Intervention de Geneviève Chène

Commission d'enquête Évaluation politiques publiques face aux pandémies — Réunion du 16 septembre 2020 à 14h30
Table ronde avec des acteurs institutionnels

Geneviève Chène, directrice générale de Santé publique France :

Dès le 31 décembre, les autorités chinoises alertent l'OMS. La première réunion des experts internationaux auprès de l'OMS, qui comprend un expert de Santé publique France, a lieu le 2 janvier. Les équipes de Santé publique France et la DGS échangent dès le 3 janvier.

Cette réunion a pour conséquence le lancement d'une alerte assez forte. Nous publions une définition de cas, sur la base des connaissances de l'époque : les zones à risque sont des zones étrangères - on se concentre en particulier sur les personnes revenant de Chine.

Cette définition, qui est rendue publique, a deux conséquences. Premièrement, la DGS informe l'ensemble des professionnels de santé pour que, s'ils rencontrent un cas suspect, ils le fassent remonter via les systèmes de surveillance et que l'on puisse ainsi amorcer le comptage des cas. Deuxièmement, on sollicite les centres nationaux de référence dédiés aux affections respiratoires, dont la grippe.
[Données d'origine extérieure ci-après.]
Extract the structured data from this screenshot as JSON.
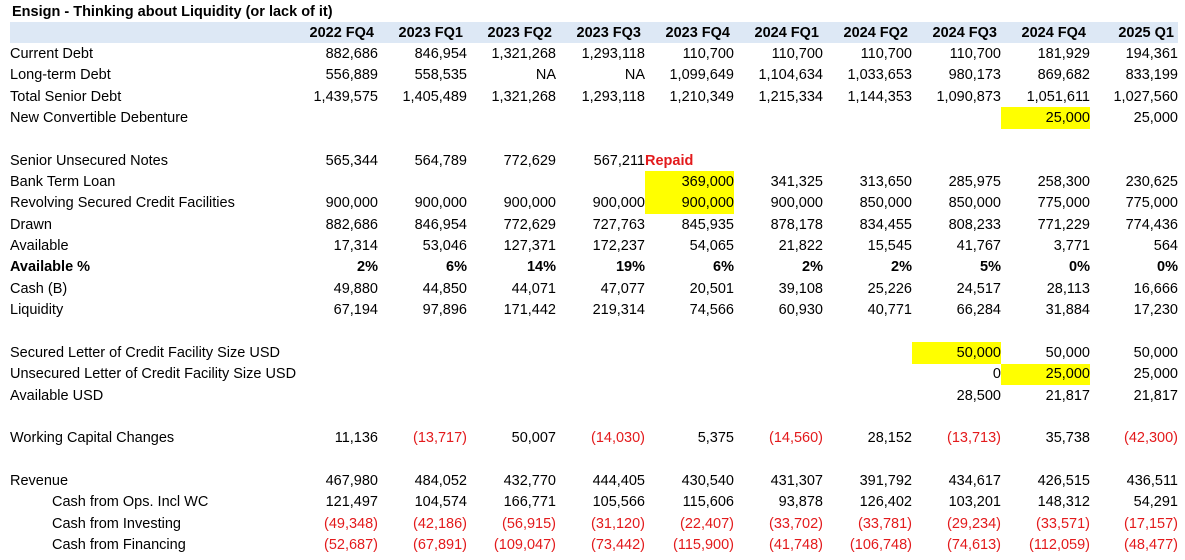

Il y en a deux en France : l'un à l'institut Pasteur, à Paris, l'autre à Lyon. À partir des séquences disponibles publiquement depuis le 9 janvier - me semble-t-il -, le centre de Pasteur met au point le diagnostic biologique du Sars-CoV 2, sauf erreur de ma part le 17 janvier.

Le vendredi 24 janvier - entre-temps, on a répertorié un certain nombre de suspicions de cas -, trois cas sont confirmés : deux à Paris, le troisième à Bordeaux. Il s'agit de trois cas « importés ». À la demande de la DGS, dont nous partageons l'analyse de la situation, nous produisons différents scénarios sur la base des données assez faibles dont nous disposons. En effet, l'essentiel des cas se trouvent en Chine.

À ce titre, trois scénarios sont envisagés. Le premier, c'est le contrôle rapide de l'épidémie, comme dans le cas du Sras. Le deuxième, c'est une pandémie avec des impacts sanitaires et sociétaux significatifs. Le troisième, c'est une pandémie avec des impacts sanitaires et sociétaux majeurs.

À ce moment-là, on dispose de très peu d'informations sur deux aspects assez déterminants pour l'évolution des scénarios.

Le premier, c'est la période de transmission : en particulier, y a-t-il une transmission pendant la période présymptomatique ? Existe-t-il une forte proportion de personnes asymptomatiques ? Ces éléments sont importants. La transmissibilité du virus est favorisée dès lors que l'on ne peut pas identifier les personnes malades sur la base de signes cliniques.

Le second, c'est la gravité de l'épidémie. Nous ne disposons alors que de peu de description des séries chinoises. La létalité serait de l'ordre de 1 % à 2 %, taux tout de même largement supérieurs à la grippe. C'est un sujet d'inquiétude. Mais, comme l'a souligné le directeur général de la santé, à ce moment-là, nous n'avons pas beaucoup d'informations quant au dénominateur. Les capacités de test peuvent changer très largement ce dénominateur et l'estimation de la mortalité. C'est seulement pendant la première quinzaine de février que les données chinoises, portant sur plusieurs dizaines de milliers de cas, sont publiées. Elles montrent, en particulier, une gravité potentiellement importante de cette maladie chez des personnes de moins de soixante-cinq ans, voire de moins de cinquante ans.

Compte tenu de ce facteur de gravité, nous ajustons les scénarios transmis à la DGS et discutés avec elle. Il s'agit de prendre en compte le taux d'attaque possible, c'est-à-dire le nombre de cas survenant en peu de temps, le nombre potentiellement élevé de formes sévères et l'atteinte potentielle de personnes, le fardeau potentiel de la maladie chez les moins de soixante-cinq ans.

Telles sont les étapes successives, qui entrent dans le périmètre d'action de Santé publique France, depuis l'alerte et l'expertise jusqu'à la construction de scénarios. Nous travaillons en lien étroit avec l'équipe de modélisation de Pasteur, menée par Simon Cauchemez, et avec celle de l'Inserm.